Vous cherchez un chauffage et une eau chaude sanitaire écologiques qui réduisent durablement vos factures ? La pac solarothermique associe capteurs solaires thermiques et pompe à chaleur pour prioriser l’énergie gratuite du soleil et n’activer la PAC qu’en appoint. Idéale en maison individuelle, elle s’adapte au neuf comme à la rénovation si l’ensoleillement et l’isolation sont au rendez‑vous.
Sommaire
- Qu’est-ce qu’une PAC solarothermique ?
- Comment fonctionne une PAC solarothermique
- De quoi se compose l’installation ?
- Conditions d’implantation et dimensionnement
- Coûts: matériel, pose et variables du projet
- Aides financières 2025 et conditions d’éligibilité
- Installation: neuf vs rénovation
- Avantages et limites
- Rentabilité: facteurs clés et calcul rapide
- Entretien et durée de vie
- Comparaisons et alternatives
- Erreurs courantes à éviter
- FAQ
- Conclusion
Qu’est-ce qu’une PAC solarothermique ?
Une PAC solarothermique, ou pompe à chaleur solarothermique, combine des capteurs solaires thermiques et une pompe à chaleur (souvent air‑eau).
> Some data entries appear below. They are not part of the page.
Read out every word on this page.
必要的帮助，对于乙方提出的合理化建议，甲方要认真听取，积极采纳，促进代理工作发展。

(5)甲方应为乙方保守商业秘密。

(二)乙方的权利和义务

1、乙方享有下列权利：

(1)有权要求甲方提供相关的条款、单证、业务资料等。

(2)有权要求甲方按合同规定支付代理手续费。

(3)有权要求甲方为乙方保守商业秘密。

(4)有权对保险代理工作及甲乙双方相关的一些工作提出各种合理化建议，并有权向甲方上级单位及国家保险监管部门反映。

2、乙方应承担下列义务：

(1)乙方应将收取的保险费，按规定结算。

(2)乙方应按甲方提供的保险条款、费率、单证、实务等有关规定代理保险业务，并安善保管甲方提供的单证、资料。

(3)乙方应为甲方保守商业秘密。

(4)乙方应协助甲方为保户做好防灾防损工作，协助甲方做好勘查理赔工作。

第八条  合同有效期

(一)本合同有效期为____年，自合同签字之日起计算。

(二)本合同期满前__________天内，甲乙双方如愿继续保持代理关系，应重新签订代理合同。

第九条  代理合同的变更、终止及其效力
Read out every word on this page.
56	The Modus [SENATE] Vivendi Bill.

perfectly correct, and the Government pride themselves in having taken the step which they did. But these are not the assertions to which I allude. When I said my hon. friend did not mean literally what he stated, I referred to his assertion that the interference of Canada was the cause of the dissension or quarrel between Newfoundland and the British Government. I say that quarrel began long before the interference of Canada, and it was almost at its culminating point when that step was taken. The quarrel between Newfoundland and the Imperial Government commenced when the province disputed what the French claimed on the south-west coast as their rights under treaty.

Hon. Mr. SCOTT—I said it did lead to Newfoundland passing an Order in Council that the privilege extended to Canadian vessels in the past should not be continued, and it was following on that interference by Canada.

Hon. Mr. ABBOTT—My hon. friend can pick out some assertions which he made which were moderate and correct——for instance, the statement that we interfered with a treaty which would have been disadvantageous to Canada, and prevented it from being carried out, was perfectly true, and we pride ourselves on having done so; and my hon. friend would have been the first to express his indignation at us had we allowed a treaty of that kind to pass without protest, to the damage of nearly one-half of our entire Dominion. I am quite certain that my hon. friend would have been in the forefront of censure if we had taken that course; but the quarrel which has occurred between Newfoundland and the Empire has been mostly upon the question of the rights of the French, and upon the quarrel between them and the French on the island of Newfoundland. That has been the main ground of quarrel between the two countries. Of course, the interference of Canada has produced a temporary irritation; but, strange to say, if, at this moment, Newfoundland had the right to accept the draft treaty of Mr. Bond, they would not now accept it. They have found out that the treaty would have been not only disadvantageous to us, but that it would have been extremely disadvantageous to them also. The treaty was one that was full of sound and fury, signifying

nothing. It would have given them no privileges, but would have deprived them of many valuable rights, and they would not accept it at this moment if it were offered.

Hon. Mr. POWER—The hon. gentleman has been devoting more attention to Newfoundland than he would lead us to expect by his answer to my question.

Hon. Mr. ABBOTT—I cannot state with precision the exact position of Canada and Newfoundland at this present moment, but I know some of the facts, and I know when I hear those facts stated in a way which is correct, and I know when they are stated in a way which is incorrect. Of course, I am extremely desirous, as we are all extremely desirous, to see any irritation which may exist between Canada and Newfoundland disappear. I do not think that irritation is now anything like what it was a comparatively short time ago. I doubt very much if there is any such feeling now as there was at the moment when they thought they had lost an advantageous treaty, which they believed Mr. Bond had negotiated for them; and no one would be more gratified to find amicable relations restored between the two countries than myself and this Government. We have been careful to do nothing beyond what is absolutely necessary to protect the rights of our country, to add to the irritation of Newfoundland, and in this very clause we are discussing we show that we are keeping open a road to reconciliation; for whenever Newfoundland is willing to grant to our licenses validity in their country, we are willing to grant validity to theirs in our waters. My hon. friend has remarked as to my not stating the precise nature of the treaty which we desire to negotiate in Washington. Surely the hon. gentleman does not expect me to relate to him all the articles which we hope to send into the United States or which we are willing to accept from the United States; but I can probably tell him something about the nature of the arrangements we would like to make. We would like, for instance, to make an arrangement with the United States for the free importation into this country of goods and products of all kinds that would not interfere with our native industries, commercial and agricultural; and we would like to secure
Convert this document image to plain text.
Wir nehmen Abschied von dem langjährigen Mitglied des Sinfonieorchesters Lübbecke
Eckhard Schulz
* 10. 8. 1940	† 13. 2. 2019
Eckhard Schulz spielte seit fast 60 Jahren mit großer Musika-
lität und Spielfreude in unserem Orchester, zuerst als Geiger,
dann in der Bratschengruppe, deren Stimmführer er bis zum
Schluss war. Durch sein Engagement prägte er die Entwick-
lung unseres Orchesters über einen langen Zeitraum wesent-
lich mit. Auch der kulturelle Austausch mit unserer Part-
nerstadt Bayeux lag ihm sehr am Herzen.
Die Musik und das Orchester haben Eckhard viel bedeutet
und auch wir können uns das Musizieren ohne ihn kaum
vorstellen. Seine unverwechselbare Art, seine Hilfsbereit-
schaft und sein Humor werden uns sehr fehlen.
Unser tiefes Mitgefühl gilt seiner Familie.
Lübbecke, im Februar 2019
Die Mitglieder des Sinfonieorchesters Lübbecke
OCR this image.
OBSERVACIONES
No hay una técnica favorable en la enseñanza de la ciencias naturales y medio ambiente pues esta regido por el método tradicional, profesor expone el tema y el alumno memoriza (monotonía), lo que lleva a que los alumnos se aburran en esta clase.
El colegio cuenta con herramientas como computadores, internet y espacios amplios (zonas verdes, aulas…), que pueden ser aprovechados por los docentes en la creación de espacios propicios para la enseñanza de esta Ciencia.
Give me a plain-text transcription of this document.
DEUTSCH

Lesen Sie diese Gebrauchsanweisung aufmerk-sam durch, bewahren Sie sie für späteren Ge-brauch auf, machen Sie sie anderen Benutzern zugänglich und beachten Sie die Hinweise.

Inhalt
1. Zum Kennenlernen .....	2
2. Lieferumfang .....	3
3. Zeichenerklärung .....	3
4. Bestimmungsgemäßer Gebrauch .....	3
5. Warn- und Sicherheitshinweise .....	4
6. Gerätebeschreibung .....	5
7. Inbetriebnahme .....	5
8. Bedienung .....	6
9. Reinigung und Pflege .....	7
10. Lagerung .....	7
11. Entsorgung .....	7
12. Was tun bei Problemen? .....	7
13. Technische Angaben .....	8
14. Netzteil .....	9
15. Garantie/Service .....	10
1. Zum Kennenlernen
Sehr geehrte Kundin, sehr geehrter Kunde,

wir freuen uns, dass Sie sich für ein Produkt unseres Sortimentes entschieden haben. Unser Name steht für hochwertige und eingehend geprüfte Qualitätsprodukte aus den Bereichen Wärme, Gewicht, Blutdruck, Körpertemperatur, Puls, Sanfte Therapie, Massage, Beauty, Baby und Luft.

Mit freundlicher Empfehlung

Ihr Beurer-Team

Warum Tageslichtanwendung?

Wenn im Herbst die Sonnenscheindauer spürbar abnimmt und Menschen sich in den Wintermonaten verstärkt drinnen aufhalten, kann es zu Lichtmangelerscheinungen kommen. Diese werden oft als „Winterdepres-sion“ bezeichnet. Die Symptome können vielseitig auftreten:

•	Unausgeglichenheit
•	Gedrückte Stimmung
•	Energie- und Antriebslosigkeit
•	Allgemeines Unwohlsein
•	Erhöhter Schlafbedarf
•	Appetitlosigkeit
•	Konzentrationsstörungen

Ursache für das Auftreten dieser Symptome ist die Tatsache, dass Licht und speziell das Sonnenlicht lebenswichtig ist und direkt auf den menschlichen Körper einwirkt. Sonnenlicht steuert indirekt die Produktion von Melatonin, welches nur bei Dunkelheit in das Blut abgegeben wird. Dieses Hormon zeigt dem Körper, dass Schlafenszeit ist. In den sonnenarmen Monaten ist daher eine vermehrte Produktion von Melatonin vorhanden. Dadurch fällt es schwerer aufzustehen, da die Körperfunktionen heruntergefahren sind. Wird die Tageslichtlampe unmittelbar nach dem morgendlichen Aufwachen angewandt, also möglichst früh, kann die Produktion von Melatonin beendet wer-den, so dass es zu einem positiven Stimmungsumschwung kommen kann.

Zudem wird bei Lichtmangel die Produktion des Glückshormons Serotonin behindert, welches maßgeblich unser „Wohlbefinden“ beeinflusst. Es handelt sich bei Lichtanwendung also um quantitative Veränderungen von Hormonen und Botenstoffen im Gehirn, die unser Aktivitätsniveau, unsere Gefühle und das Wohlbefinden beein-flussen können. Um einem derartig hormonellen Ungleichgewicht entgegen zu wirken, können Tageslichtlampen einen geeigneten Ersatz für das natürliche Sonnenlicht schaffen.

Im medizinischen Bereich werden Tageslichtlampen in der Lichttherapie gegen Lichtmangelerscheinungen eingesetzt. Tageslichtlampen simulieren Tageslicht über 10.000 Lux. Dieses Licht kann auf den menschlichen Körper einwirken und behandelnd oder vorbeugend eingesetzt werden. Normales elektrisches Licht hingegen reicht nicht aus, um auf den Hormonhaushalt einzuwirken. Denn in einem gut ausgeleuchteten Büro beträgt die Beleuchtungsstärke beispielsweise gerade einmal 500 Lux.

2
Les capteurs chauffent un fluide qui transfère ses calories via un échangeur vers un ballon tampon et/ou votre réseau de chauffage. La PAC prend le relais quand l’ensoleillement est insuffisant. Ainsi, vous couvrez le chauffage et l’ECS avec une énergie en priorité solaire.
À distinguer d’une « PAC solaire photovoltaïque »: dans ce second cas, des panneaux PV fournissent de l’électricité à la PAC, sans récupération directe de chaleur solaire. Ici, l’énergie du soleil est captée sous forme thermique, plus efficace pour chauffer un fluide.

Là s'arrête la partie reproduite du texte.